Ps) to those who asked, yes I am in the UK.

MILLYMOLLYMANDYMAX · 19/11/2013 09:32

I am a SAHM, a full time mum what ever title you wish to give me. But what most working mums are failing to see is that a lot of us SAHM's have little businesses on the side that we run as well as looking after our dc full time. In my circle of SAHM's there is a furniture dealer, one who deals in shoes for transvestites and transexuals, a couple of us running buy to let, and some who deal in clothes on EBay. Even though we have books we pay tax etc we are still all looked on by the working mum brigade as SAHM's. We don't just take the kids to school, cook, clean and shop. I have to say I do not know any SAHM who does not do other stuff. Just because we do not have a salaried job with set hours and someone telling us what times we have to work, go on holiday etc. does not mean we are socially and financially hobbled.
The only people we know who you could describe as socially and financially hobbled are the people who couldn't wait to get back to work. Most are in huge debt as the reality is that the women we know who went back to their fancy job titled big salaried jobs do not earn enough to cover the childcare costs, cleaner, gardener, car and treats they give themselves and their children because they have worked all week. I think a lot of parents are not looking at the reality of working and how much it actually costs.

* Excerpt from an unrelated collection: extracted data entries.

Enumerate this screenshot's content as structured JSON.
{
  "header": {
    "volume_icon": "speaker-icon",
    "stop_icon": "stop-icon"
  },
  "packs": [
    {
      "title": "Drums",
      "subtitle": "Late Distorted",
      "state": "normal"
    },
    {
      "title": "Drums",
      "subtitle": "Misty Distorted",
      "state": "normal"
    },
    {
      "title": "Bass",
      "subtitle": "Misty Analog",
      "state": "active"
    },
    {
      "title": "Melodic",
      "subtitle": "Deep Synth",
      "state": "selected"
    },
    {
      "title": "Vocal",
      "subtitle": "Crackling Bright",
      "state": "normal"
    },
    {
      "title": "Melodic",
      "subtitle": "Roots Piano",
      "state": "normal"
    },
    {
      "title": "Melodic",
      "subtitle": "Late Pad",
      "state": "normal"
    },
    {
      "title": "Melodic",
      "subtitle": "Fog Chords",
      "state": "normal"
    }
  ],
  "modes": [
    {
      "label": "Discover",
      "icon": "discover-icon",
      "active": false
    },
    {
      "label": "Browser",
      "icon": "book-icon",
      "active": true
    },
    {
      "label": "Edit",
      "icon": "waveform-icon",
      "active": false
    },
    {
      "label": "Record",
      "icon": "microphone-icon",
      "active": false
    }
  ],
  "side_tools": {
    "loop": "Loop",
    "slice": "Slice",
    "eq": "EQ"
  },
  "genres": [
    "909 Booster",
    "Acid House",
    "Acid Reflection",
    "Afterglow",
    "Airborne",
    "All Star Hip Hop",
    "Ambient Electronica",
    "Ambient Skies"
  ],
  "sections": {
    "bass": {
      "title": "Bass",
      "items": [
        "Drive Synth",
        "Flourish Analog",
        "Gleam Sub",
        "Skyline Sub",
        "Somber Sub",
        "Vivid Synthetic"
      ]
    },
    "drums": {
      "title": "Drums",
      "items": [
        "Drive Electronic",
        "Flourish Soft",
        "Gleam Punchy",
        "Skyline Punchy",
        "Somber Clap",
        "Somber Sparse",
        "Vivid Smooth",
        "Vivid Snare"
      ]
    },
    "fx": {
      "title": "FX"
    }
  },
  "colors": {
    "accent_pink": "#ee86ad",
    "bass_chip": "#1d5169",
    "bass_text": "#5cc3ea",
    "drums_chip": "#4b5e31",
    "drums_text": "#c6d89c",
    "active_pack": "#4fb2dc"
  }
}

janey68 · 19/11/2013 09:35

Merrymouse - spot on.
Why is it always about the mothers?

My children have two parents, who both love them beyond measure, and our children love us both too. We are both of equal importance as parents, and both responsible for guiding them, instilling values... And id say we're also equally competent at the practical tasks of nappy changing, preparing meals, doing laundry ... We may not both do the practical things in exact equal measure all the time, but the really important stuff- guiding our children towards happy, healthy adulthood- absolutely, we're both as important as eachother.